Common problem. Explained here:
Defensive database programming: eliminating IF statements
It might be related to the transaction isolation level. You might need
SET TRANSACTION ISOLATION LEVEL READ COMMITTED
before you start the transaction.
Also, if you have more updates than inserts, you should try the update first and check rowcount and do the insert second.
This is very similar to post 939831. Ultimately you want to use the hints (ROWLOCK, READPAST, UPDLOCK). READPAST tells sql server to skip to the next record if the current one is locked. UPDLOCK tells sql server that the read lock is going to escalate to an update lock.
When I implemented something similar I locked the next record by the threadID
UPDATE TOP (1)
foo
SET
ProcessorID = #PROCID
FROM
OrderTable foo WITH (ROWLOCK, READPAST, UPDLOCK)
WHERE
ProcessorID = 0
Then selected the record
SELECT *
FROM foo WITH (NOLOCK)
WHERE ProcessorID = #PROCID
Then marked it as processed
UPDATE foo
SET ProcessorID = -1
WHERE ProcessorID = #PROCID
Later in off hours I perform the relatively expensive operation of performing the delete operation to clear the queue of processed records.
The atomicity of the following statement is what you are after:
INSERT TableA(MessageSequence, Data )
SELECT #MessageSequence, #Data
WHERE NOT EXISTS
(
SELECT TOP 1 MessageSequence FROM TableA WHERE MessageSequence = #MessageSequence
)
According to this person, it depends on the current isolation level.

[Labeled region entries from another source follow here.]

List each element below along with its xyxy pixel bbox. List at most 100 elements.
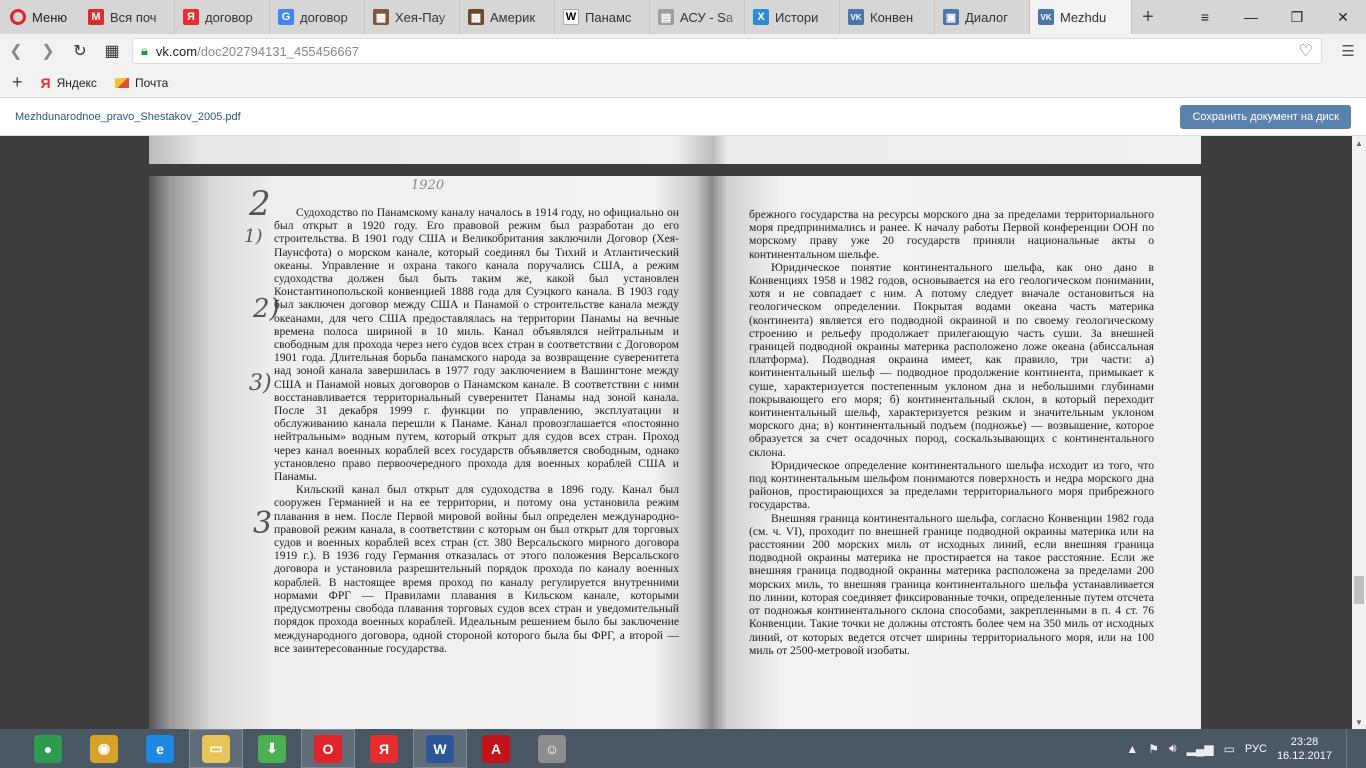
document-filename[interactable]: Mezhdunarodnoe_pravo_Shestakov_2005.pdf: [15, 111, 241, 123]
opera-logo-icon: [10, 9, 26, 25]
pdf-viewer[interactable]: 1920 2 1) 2) 3) 3 Судоходство по Панамск…: [0, 136, 1366, 729]
speed-dial-icon[interactable]: ▦: [96, 34, 128, 68]
minimize-button[interactable]: —: [1228, 0, 1274, 34]
word-icon: W: [426, 734, 454, 763]
add-bookmark-button[interactable]: +: [12, 72, 23, 93]
tab-2[interactable]: Gдоговор: [270, 0, 365, 34]
paragraph: Кильский канал был открыт для судоходств…: [274, 483, 679, 655]
left-text-column: Судоходство по Панамскому каналу началос…: [274, 206, 679, 655]
scrollbar-thumb[interactable]: [1354, 576, 1364, 604]
tab-menu-icon[interactable]: ≡: [1182, 0, 1228, 34]
close-button[interactable]: ✕: [1320, 0, 1366, 34]
tab-4[interactable]: ▦ Америк: [460, 0, 555, 34]
tab-10[interactable]: VK Mezhdu: [1030, 0, 1132, 34]
student-icon: ☺: [538, 734, 566, 763]
reload-button[interactable]: ↻: [64, 34, 96, 68]
bookmark-mail[interactable]: Почта: [114, 75, 169, 90]
volume-icon[interactable]: 🔊︎: [1169, 741, 1177, 756]
taskbar-acrobat[interactable]: A: [468, 729, 524, 768]
clock[interactable]: 23:28 16.12.2017: [1277, 735, 1332, 763]
signal-icon[interactable]: ▂▄▆: [1187, 742, 1214, 756]
bookmark-label: Яндекс: [56, 75, 97, 90]
pdf-page-previous: [149, 136, 1201, 164]
battery-icon[interactable]: ▭: [1224, 742, 1235, 756]
document-icon: ▤: [658, 9, 674, 25]
tab-0[interactable]: M Вся поч: [80, 0, 175, 34]
windows-taskbar: ● ◉ e ▭ ⬇ O Я W A ☺ ▲ ⚑ 🔊︎ ▂▄▆ ▭ РУС 23:28 16.12.…: [0, 729, 1366, 768]
vk-icon: VK: [848, 9, 864, 25]
utorrent-icon: ⬇: [258, 734, 286, 763]
url-path: /doc202794131_455456667: [197, 43, 360, 59]
tab-6[interactable]: ▤ АСУ - Sa: [650, 0, 745, 34]
bookmark-heart-icon[interactable]: ♡: [1299, 41, 1313, 61]
address-toolbar: ❮ ❯ ↻ ▦ 🔒︎ vk.com/doc202794131_455456667…: [0, 34, 1366, 68]
forward-button[interactable]: ❯: [32, 34, 64, 68]
window-controls: ≡ — ❐ ✕: [1182, 0, 1366, 34]
taskbar-ie[interactable]: e: [132, 729, 188, 768]
easy-setup-icon[interactable]: ☰: [1332, 34, 1364, 68]
language-indicator[interactable]: РУС: [1245, 743, 1267, 755]
handwritten-mark: 2: [249, 184, 271, 224]
handwritten-mark: 1): [244, 226, 263, 247]
paragraph: Судоходство по Панамскому каналу началос…: [274, 206, 679, 484]
bookmark-yandex[interactable]: Я Яндекс: [41, 75, 97, 91]
opera-icon: O: [314, 734, 342, 763]
tab-8[interactable]: VK Конвен: [840, 0, 935, 34]
address-field[interactable]: 🔒︎ vk.com/doc202794131_455456667 ♡: [132, 38, 1322, 64]
scroll-down-arrow-icon[interactable]: ▼: [1352, 715, 1366, 729]
clock-date: 16.12.2017: [1276, 749, 1332, 762]
tab-1[interactable]: Ядоговор: [175, 0, 270, 34]
taskbar-apps: ● ◉ e ▭ ⬇ O Я W A ☺: [0, 729, 580, 768]
right-text-column: брежного государства на ресурсы морского…: [749, 208, 1154, 657]
tab-strip: M Вся поч Ядоговор Gдоговор ▦ Хея-Пау ▦ Америк W…: [80, 0, 1132, 34]
acrobat-icon: A: [482, 734, 510, 763]
menu-label: Меню: [32, 9, 68, 25]
pdf-page-current: 1920 2 1) 2) 3) 3 Судоходство по Панамск…: [149, 176, 1201, 729]
tab-9[interactable]: ▣ Диалог: [935, 0, 1030, 34]
document-header: Mezhdunarodnoe_pravo_Shestakov_2005.pdf …: [0, 98, 1366, 136]
show-desktop-button[interactable]: [1346, 729, 1352, 768]
bookmark-label: Почта: [134, 75, 169, 90]
handwritten-mark: 3: [253, 506, 273, 541]
tab-3[interactable]: ▦ Хея-Пау: [365, 0, 460, 34]
network-warning-icon[interactable]: ⚑: [1148, 742, 1159, 756]
mail-icon: [114, 77, 129, 88]
taskbar-explorer[interactable]: ▭: [189, 729, 243, 768]
opera-menu-button[interactable]: Меню: [0, 0, 80, 34]
x-icon: X: [753, 9, 769, 25]
chat-icon: ▣: [943, 9, 959, 25]
paragraph: Юридическое понятие континентального шел…: [749, 260, 1154, 459]
handwritten-mark: 3): [249, 371, 272, 396]
vertical-scrollbar[interactable]: ▲ ▼: [1352, 136, 1366, 729]
taskbar-word[interactable]: W: [413, 729, 467, 768]
bookmarks-bar: + Я Яндекс Почта: [0, 68, 1366, 98]
wikipedia-icon: W: [563, 9, 579, 25]
yandex-icon: Я: [183, 9, 199, 25]
taskbar-student[interactable]: ☺: [524, 729, 580, 768]
system-tray: ▲ ⚑ 🔊︎ ▂▄▆ ▭ РУС 23:28 16.12.2017: [1126, 729, 1366, 768]
back-button[interactable]: ❮: [0, 34, 32, 68]
lock-icon: 🔒︎: [141, 43, 148, 58]
handwritten-note-year: 1920: [411, 178, 445, 193]
yandex-icon: Я: [370, 734, 398, 763]
tab-bar: Меню M Вся поч Ядоговор Gдоговор ▦ Хея-Пау ▦ Ам…: [0, 0, 1366, 34]
taskbar-chrome[interactable]: ●: [20, 729, 76, 768]
image-icon: ▦: [373, 9, 389, 25]
taskbar-opera[interactable]: O: [301, 729, 355, 768]
maximize-button[interactable]: ❐: [1274, 0, 1320, 34]
paragraph: брежного государства на ресурсы морского…: [749, 208, 1154, 261]
taskbar-utorrent[interactable]: ⬇: [244, 729, 300, 768]
show-hidden-icons-icon[interactable]: ▲: [1126, 742, 1138, 756]
yandex-icon: Я: [40, 74, 51, 91]
picasa-icon: ◉: [90, 734, 118, 763]
clock-time: 23:28: [1290, 735, 1319, 748]
google-icon: G: [278, 9, 294, 25]
new-tab-button[interactable]: +: [1132, 0, 1164, 34]
tab-5[interactable]: W Панамс: [555, 0, 650, 34]
taskbar-picasa[interactable]: ◉: [76, 729, 132, 768]
scroll-up-arrow-icon[interactable]: ▲: [1352, 136, 1366, 150]
taskbar-yandex[interactable]: Я: [356, 729, 412, 768]
tab-7[interactable]: X Истори: [745, 0, 840, 34]
vk-icon: VK: [1038, 9, 1054, 25]
save-document-button[interactable]: Сохранить документ на диск: [1180, 104, 1351, 129]
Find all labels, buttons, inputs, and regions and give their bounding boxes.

On a tangent, if you're thinking of a high volume trading system you might want to consider a tick database designed for such data [I'm not exactly sure what "message" you are storing here], such as discussed in this thread for example: http://www.elitetrader.com/vb/showthread.php?threadid=81345.
These are typically in-memory solutions with proprietary query languages. We use kdb+ at our shop.
Not sure what Messaging product you use - but it may be worth looking at the transactions not at the DB level, but at the MQ Level.
Of course, if you are using a TM (Transaction manager), the two operations : 1)Get from MQ and 2)Write to DB are both 'bracketed' under the same parent commit.
So I am not sure if you are using an implicit or explicit or any TM here (for example, Microsoft's DTC).
MessageSequence is the PK, so could the same Message from the MQ be getting processed twice.
When you perform a 'GET" from MQ, make sure the GET is committed (i.e. not a db-commit, but a MQ-commit) - that will ensure the same MessageID cannot be 'popped' by the next thread that writes messages to the DB.